Non venne dato il giusto valore alle testimonianze che asserivano che Nicolini giocava a bocce in un paese vicino. Il 26 febbraio 1949 la Corte d’Assise di Perugia lo condannò come mandante di omicidio volontario premeditato a 22 anni di carcere e alla perdita di ogni diritto civile e militare; ne scontò effettivamente dieci – Ferretti e Prodi, condannati come esecutori, ne espiarono invece sette – grazie all’indulto per gli ex appartenenti alle formazioni partigiane, uscendo di prigione alla fine del 1956. Inutilmente Nicolini cercò di dimostrare la sua innocenza. Nel 1990 il caso venne riaperto su invito dell’onorevole comunista Otello Montanari,che incitò la popolazione, con un articolo ribattezzato Chi sa parli, a rivelare informazioni riguardo ai delitti avvenuti nel Triangolo della morte durante gli anni quaranta. Il cosiddetto “terzo uomo” che era stato citato da diverse testimonianze all’epoca del delitto, William Gaiti, che a differenza di Righi e Catellani si era rifiutato di confessare e poi espatriare clandestinamente in Jugoslavia, confessò il 10 settembre 1991 al procuratore di Reggio Emilia Elio Bevilacqua di aver preso parte all’omicidio insieme a Catellani e Righi e di avere sparato a don Pessina.I figli di Gaiti e Nicolini erano stretti amici e forse è stato proprio questo rapporto confidenziale a spingere il vero colpevole a confessare l’accaduto. Ferretti, Prodi e Nicolini furono definitivamente «assolti per non aver commesso il fatto» solamente l’8 giugno 1994 (45 anni dopo il delitto) quando, assistiti dagli avvocati Giuliano Pisapia e Dino Felisetti, vennero scagionati nel processo di revisione dalla Corte d’appello di Perugia. I veri responsabili dell’omicidio rimasero liberi e furono prosciolti il 7 dicembre 1993 in applicazione dell’amnistia emanata dal Governo Pella nel 1953 per tutti i reati politici (venne quindi esclusa la premeditazione dell’atto) commessi entro il 18 giugno 1948. Furono stabiliti per Nicolini 2 miliardi e mezzo di lire come risarcimento.

Il processo
Il primo processo si svolse a Perugia nel 1947, spostato dalla sua sede naturale, Reggio Emilia, per legittima suspicione dopo pressioni del vescovo di Reggio su diversi ministri. Nicolini venne accusato di essere dapprima esecutore materiale del delitto, poi suo mandante.[6] Prodi fece diverse confessioni, per poi ritrattare più volte quanto affermato.Tuttavia, il giudice ricavò numerosi dati da queste rivelazioni, tanto da identificare Nicolini come mandante dell’operazione, Ferretti come esecutore materiale e Prodi come suo complice.

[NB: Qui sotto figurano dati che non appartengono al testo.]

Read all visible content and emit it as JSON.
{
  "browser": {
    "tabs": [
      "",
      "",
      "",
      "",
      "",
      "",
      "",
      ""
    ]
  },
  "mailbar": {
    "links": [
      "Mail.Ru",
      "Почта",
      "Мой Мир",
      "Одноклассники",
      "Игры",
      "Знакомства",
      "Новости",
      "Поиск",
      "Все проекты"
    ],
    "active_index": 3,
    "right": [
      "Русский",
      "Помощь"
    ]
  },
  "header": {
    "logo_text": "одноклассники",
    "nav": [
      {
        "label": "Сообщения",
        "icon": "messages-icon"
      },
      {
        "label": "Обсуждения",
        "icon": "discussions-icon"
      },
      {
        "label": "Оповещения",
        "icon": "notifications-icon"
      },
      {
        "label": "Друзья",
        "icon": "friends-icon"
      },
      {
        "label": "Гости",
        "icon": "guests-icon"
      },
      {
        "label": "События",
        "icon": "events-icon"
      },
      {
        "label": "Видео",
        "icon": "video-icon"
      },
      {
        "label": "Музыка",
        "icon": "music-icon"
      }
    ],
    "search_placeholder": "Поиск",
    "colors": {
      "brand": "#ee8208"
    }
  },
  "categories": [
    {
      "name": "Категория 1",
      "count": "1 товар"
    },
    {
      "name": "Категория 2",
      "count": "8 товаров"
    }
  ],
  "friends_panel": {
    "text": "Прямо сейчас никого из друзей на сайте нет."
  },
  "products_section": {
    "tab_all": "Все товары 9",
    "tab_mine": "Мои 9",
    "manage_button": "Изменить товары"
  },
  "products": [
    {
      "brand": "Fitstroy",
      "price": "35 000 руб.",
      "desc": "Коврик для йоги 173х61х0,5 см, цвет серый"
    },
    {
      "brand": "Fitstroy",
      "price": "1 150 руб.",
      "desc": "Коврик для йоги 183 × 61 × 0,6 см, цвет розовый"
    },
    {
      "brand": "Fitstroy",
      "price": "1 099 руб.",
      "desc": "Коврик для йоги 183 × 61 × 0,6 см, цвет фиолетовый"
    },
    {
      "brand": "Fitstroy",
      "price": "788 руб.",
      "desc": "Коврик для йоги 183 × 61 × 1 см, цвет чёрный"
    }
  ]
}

Le interferenze esterne sui magistrati, la scomparsa di verbali, le firme sui verbali estorte con la violenza fisica e psicologica, le palesi contraddizioni, falsità, amnesie e reticenze di alcuni testimoni dell’accusa,la costante intimidazione dei testi della difesa, l’omissione e la falsità in atti d’ufficio da parte degli inquirenti, l’insabbiamento di prove fondamentali a favore dell’accusato (tra cui una fondamentale perizia dattiloscopica che venne poi eseguita dopo quasi mezzo secolo su Antenore Valla nel processo a carico di William Gaiti) dimostrano come la sentenza sarebbe stata fortemente influenzata. Le diverse anomalie che caratterizzarono il processo sono rintracciabili negli atti giudiziari, in gran parte pubblicati nel memoriale di Nicolini Nessuno vuole la verità.

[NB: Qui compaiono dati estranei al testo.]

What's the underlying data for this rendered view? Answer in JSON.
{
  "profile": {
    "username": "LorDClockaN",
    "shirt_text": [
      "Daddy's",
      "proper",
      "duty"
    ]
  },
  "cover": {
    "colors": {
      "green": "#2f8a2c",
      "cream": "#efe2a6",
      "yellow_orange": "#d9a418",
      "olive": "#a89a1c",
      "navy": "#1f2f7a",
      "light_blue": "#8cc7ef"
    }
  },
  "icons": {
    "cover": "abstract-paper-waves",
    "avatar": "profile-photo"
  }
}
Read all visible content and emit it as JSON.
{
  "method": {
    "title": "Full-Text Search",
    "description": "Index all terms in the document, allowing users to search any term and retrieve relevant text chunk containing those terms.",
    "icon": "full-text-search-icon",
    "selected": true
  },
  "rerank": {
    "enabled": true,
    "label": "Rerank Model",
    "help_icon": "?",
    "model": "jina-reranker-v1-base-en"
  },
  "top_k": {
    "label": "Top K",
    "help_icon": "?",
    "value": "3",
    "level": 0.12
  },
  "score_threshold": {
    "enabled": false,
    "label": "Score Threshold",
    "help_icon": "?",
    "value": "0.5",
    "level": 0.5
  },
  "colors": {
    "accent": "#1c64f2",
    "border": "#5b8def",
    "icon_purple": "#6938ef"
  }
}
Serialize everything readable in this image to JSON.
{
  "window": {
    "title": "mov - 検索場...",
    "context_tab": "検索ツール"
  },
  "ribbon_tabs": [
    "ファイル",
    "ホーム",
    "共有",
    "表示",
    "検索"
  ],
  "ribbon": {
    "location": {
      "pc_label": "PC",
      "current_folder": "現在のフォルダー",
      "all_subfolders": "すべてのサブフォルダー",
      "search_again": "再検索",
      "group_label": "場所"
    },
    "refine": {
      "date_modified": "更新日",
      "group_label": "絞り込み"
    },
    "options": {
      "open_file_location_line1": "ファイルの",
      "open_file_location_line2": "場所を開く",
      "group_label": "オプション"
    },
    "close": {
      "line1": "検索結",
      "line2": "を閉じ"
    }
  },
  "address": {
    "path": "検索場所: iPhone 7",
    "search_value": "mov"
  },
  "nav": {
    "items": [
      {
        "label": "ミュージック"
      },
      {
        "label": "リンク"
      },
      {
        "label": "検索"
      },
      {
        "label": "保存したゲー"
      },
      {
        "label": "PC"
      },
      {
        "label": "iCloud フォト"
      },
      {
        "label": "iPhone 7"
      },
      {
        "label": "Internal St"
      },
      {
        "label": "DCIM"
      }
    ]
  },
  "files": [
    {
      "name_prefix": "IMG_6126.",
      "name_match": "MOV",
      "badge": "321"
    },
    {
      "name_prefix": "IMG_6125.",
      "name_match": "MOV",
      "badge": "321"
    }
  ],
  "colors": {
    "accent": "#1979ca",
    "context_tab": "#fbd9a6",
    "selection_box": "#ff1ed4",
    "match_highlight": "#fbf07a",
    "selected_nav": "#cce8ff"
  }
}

Valla, testimone chiave dell’accusa, non poteva essere attendibile, trovandosi il giorno del delitto in Francia, incarcerato a Grenoble per espatrio clandestino con il falso nome di Sandro Tontolini. La conferma veniva dalla perizia sulle impronte digitali contenute nel cartellino segnaletico della polizia francese e da una serie di documenti di associazioni e istituzioni francesi. La perizia dattiloscopica che confermava inequivocabilmente che Valla e Tontolini erano la stessa persona, effettuata da un esperto della Criminalpol e prodotta dalla difesa del Nicolini, non venne ritenuta attendibile dalla Corte e fu quindi respinta anche a seguito dei riscontri del capitano Vesce, incaricato di un supplemento di indagini. Eppure a distanza di 46 anni la perizia venne nuovamente eseguita (essendo all’epoca Valla ancora vivente) durante il processo a William Gaiti, confermando quanto già era noto nel 1947 alla difesa dell’imputato e colpevolmente ignorato dalla Corte. A distanza di oltre 50 anni emersero documenti dall’archivio della Curia di Reggio Emilia che dimostrano come il vescovo di Reggio Beniamino Socche, grande accusatore di Nicolini, fosse stato informato da un suo sacerdote della vicenda Valla-Tontolini, ma si fosse ben guardato da farne menzione alle autorità giudiziarie. Il processo di Perugia nel 1947 venne condotto a senso unico con omissione, sottrazione e falsità in atti d’ufficio, false testimonianze, testimonianze palesemente contraddittorie e inattendibili, pressioni e interferenze esterne.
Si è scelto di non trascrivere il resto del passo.